Adam from Miroculus here. We have done a lot of work to understand any trace material left behind by different reagents. We generally do not see any contamination in zones where reagents have tracked, with the exception of some biofouling in the thermalcycling zones. The software automatically avoids these zones after thermalcycling is performed. The cartridges are single use, so we don't have to worry about sample-to-sample carryover. Hope that helps!

Anonymous said...

Dr. Robison:

It's now all corona all the time; you are not keeping pace! I had thought this wasn't going to affect me -- now there's no toilet paper in our store --; even the food sections are becoming barren. People are worried.

I am sure that you are very busy, though if you have a chance might you write a column that considered die Gedankenerfahrung in which everyone had a nanopore sequencer at home. Nanosequencer as human right.

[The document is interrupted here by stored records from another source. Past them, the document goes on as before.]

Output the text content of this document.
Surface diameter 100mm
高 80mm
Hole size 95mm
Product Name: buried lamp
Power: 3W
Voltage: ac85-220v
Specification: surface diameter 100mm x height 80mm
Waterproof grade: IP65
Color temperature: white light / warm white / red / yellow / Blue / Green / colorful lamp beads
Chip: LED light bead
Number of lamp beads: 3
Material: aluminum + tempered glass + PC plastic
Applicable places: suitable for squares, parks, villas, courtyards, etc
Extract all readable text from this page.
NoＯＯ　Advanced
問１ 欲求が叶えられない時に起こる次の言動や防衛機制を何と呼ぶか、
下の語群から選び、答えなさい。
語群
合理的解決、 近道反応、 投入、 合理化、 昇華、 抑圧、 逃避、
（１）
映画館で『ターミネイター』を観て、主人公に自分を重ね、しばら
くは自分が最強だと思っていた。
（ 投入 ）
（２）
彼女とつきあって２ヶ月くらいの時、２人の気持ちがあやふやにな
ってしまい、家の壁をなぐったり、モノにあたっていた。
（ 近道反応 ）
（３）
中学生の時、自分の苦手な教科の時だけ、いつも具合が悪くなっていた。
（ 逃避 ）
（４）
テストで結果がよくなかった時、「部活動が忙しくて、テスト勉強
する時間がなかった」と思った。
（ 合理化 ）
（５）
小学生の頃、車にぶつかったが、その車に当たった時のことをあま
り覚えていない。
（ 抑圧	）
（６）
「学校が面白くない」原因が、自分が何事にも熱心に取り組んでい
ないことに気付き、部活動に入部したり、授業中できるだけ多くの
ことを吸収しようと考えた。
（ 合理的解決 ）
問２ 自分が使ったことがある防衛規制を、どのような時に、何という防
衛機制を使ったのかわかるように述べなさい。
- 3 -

Waiting for highly centralized medical systems to respond clearly can be seen to be an inefficient strategy. The natural tendency is to conceal the truth, then deny the truth, and ultimately to be overwhelmed by the truth.

Moving pathogen surveillance to the level of the individual would help avoid such counter-productive behavior. At what point would a sequencer identify a coronavirus infection? (i.e., would this be before someone became infectious?). In such a idealized world, would a viral pandemic even be possible? (If people could rapidly self-diagnose, then wouldn't this rapidly halt any such epidemic before it became a pandemic?). How economically and technically feasible would it be as of now for DIY
viral nanosequencing? For a diagnosis one would not need the complete viral sequence, only definitive DNA reads. Would a Flonge be enough?